Respondent filed against a complaint petitioners. The Labor Arbiter ruled for respondent. The NLRC
reversed the Labor Arbiter and dismissed the complaint. The CA set aside the decision of the NLRC
and essentially reinstated the ruling of the Labor Arbiter.

Respondent received said Decision of the Court of Appeals on July 21, 2003. Prior to such receipt,
he had executed a quitclaim in consideration of P450,000. Hence, on July 16, 2003, the Labor
Arbiter issued an Order dismissing with prejudice the complaint for illegal dismissal in view of the
said waiver.

ISSUE/S

1. Was the respondent's dismissal in accordance with the law?


2. Is the compromise agreement entered into by the parties valid?

HELD

1. No. In the instant case, petitioners failed to prove that respondent was terminated for a valid
cause. Evidence adduced was utterly wanting as to respondent’s alleged inefficiency constituting a
willful breach of the trust and confidence reposed in him by petitioners.

Loss of trust and confidence to be a valid ground for an employee’s dismissal must be based on a
willful breach and founded on clearly established facts. A breach is willful if it is done intentionally,
knowingly and purposely, without justifiable excuse, as distinguished from an act done carelessly,
thoughtlessly, heedlessly or inadvertently. While failure to observe prescribed standards of work, or
to fulfill reasonable work assignments due to inefficiency may be a just cause for dismissal, the
employer must show what standards of work or reasonable work assignments were prescribed
which the employee failed to observe. In addition, the employer must prove that the employee’s
failure to observe any such standards or assignments was due to his own inefficiency.

In this case, petitioners showed that respondent failed to meet production targets despite reminders
to measure up to the goals set by the company. However, they were unable to prove that such
failure was due to respondent’s inefficiency. Significant factors that might explain the company’s
poor production include existing market conditions at the time, the overall spending behavior of
consumers, and the prevailing state of the country’s economy as a whole. The company’s production
shortfalls cannot be attributed to respondent alone, absent any showing that he willfully breached the
trust and confidence reposed in him by the petitioners.

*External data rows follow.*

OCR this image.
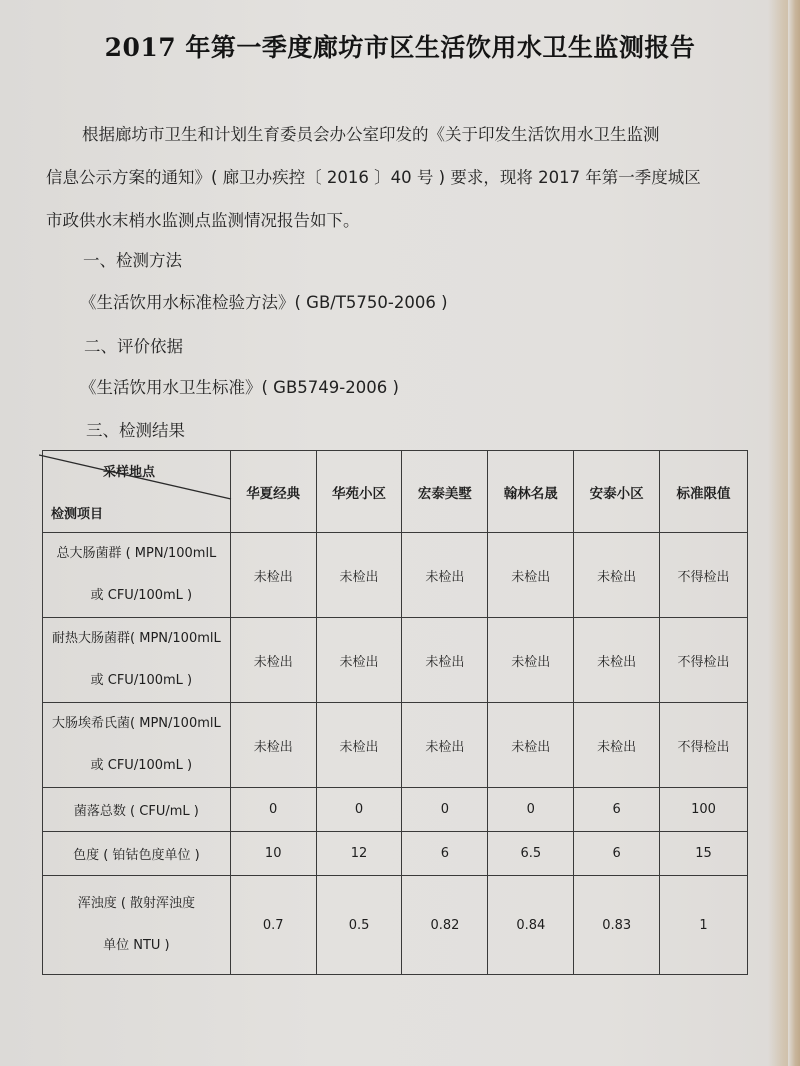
2017 年第一季度廊坊市区生活饮用水卫生监测报告
根据廊坊市卫生和计划生育委员会办公室印发的《关于印发生活饮用水卫生监测
信息公示方案的通知》( 廊卫办疾控〔 2016 〕40 号 ) 要求，现将 2017 年第一季度城区
市政供水末梢水监测点监测情况报告如下。
一、检测方法
《生活饮用水标准检验方法》( GB/T5750-2006 )
二、评价依据
《生活饮用水卫生标准》( GB5749-2006 )
三、检测结果
采样地点
检测项目	华夏经典	华苑小区	宏泰美墅	翰林名晟	安泰小区	标准限值

总大肠菌群 ( MPN/100mlL
或 CFU/100mL )	未检出	未检出	未检出	未检出	未检出	不得检出

耐热大肠菌群( MPN/100mlL
或 CFU/100mL )	未检出	未检出	未检出	未检出	未检出	不得检出

大肠埃希氏菌( MPN/100mlL
或 CFU/100mL )	未检出	未检出	未检出	未检出	未检出	不得检出
菌落总数 ( CFU/mL )	0	0	0	0	6	100
色度 ( 铂钴色度单位 )	10	12	6	6.5	6	15

浑浊度 ( 散射浑浊度
单位 NTU )	0.7	0.5	0.82	0.84	0.83	1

2. Yes, the compromise agreement entered into by the parties is valid.

Article 227 of the Labor Code provides:

ART. 227. Compromise agreements. – Any compromise settlement, including those involving labor
standard laws, voluntarily agreed upon by the parties with the assistance of the Bureau or the
regional office of the Department of Labor, shall be final and binding upon the parties. …

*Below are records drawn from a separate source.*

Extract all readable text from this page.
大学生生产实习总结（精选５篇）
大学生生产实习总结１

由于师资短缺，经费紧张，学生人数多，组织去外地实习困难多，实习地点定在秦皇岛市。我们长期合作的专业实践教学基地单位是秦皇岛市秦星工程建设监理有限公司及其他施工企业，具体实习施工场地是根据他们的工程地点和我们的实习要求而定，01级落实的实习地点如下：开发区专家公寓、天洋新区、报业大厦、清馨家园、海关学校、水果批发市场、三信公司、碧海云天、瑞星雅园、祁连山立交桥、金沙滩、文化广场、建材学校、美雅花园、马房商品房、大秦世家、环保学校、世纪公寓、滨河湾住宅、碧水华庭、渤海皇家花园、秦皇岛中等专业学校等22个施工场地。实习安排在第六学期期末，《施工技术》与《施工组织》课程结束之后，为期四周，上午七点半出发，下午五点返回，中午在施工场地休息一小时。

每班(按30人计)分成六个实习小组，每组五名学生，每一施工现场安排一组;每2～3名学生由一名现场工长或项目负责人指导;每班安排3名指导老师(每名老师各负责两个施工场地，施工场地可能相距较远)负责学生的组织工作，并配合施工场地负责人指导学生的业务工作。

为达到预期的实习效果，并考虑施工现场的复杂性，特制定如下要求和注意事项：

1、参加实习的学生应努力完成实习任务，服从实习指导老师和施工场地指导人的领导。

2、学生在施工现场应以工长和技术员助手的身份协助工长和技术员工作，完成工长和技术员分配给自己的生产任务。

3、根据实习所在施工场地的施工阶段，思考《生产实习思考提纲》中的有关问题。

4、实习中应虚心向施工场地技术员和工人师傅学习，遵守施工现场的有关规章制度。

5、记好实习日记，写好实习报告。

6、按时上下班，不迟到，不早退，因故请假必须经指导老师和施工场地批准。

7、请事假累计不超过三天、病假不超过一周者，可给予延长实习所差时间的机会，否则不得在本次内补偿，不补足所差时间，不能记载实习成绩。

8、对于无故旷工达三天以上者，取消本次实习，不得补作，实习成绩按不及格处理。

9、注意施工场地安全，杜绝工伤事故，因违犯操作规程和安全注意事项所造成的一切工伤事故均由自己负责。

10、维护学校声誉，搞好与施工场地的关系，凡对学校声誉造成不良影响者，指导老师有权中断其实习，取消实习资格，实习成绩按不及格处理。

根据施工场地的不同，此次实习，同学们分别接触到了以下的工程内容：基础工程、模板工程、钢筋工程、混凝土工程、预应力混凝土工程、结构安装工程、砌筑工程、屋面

Note, however, that even if contracted without the assistance of labor officials, compromise
agreements between workers and their employers remain valid and are still considered desirable
means of settling disputes.

A compromise agreement is valid as long as the consideration is reasonable and the employee
signed the waiver voluntarily, with a full understanding of what he was entering into. All that is
required for the compromise to be deemed voluntarily entered into is personal and specific individual
consent. Thus, contrary to respondent’s contention, the employee’s counsel need not be present at
the time of the signing of the compromise agreement.

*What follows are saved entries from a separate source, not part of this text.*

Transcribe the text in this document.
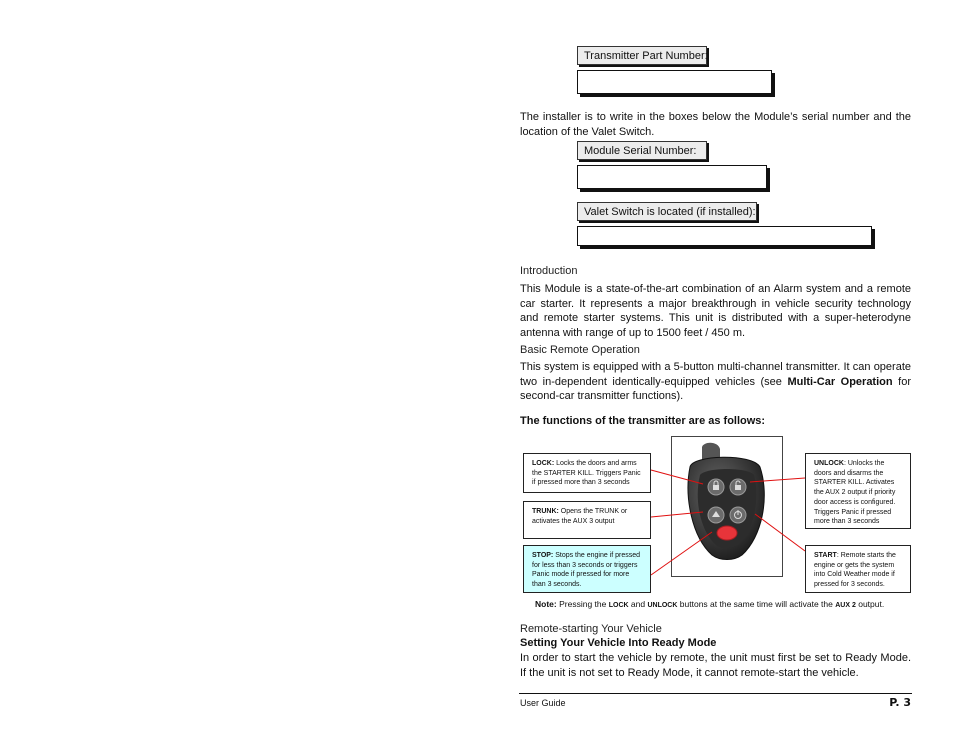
Transmitter Part Number:

The installer is to write in the boxes below the Module’s serial number and the location of the Valet Switch.

Module Serial Number:
Valet Switch is located (if installed):
Introduction

This Module is a state-of-the-art combination of an Alarm system and a remote car starter. It represents a major breakthrough in vehicle security technology and remote starter systems. This unit is distributed with a super-heterodyne antenna with range of up to 1500 feet / 450 m.

Basic Remote Operation

This system is equipped with a 5-button multi-channel transmitter. It can operate two in-dependent identically-equipped vehicles (see Multi-Car Operation for second-car transmitter functions).

The functions of the transmitter are as follows:
LOCK: Locks the doors and arms the STARTER KILL. Triggers Panic if pressed more than 3 seconds
TRUNK: Opens the TRUNK or activates the AUX 3 output
STOP: Stops the engine if pressed for less than 3 seconds or triggers Panic mode if pressed for more than 3 seconds.
UNLOCK: Unlocks the doors and disarms the STARTER KILL. Activates the AUX 2 output if priority door access is configured. Triggers Panic if pressed more than 3 seconds
START: Remote starts the engine or gets the system into Cold Weather mode if pressed for 3 seconds.
Note: Pressing the LOCK and UNLOCK buttons at the same time will activate the AUX 2 output.
Remote-starting Your Vehicle
Setting Your Vehicle Into Ready Mode

In order to start the vehicle by remote, the unit must first be set to Ready Mode. If the unit is not set to Ready Mode, it cannot remote-start the vehicle.

User Guide	P. 3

In this case, we find the consideration of P450,000 fair and reasonable under the circumstances. In
addition, records show that respondent gave his personal and specific individual consent with a full
understanding of the stakes involved. In our view, the compromise agreement in this case does not
suffer from the badges of invalidity.

The fact that the Order, which dismissed the case in view of the compromise agreement, was issued
during the pendency of the petition for certiorari in the Court of Appeals does not divest the Labor
Arbiter of jurisdiction. A petition for certiorari is an original action and does not interrupt the course of
the principal case unless a temporary restraining order or a writ of preliminary injunction has been
issued against the public respondent from further proceeding. The Labor Arbiter thus acted well
within his jurisdiction. Therefore, the Labor Arbiter’s Order dismissing the case with prejudice in view
of the compromise agreement entered into by the parties must be upheld.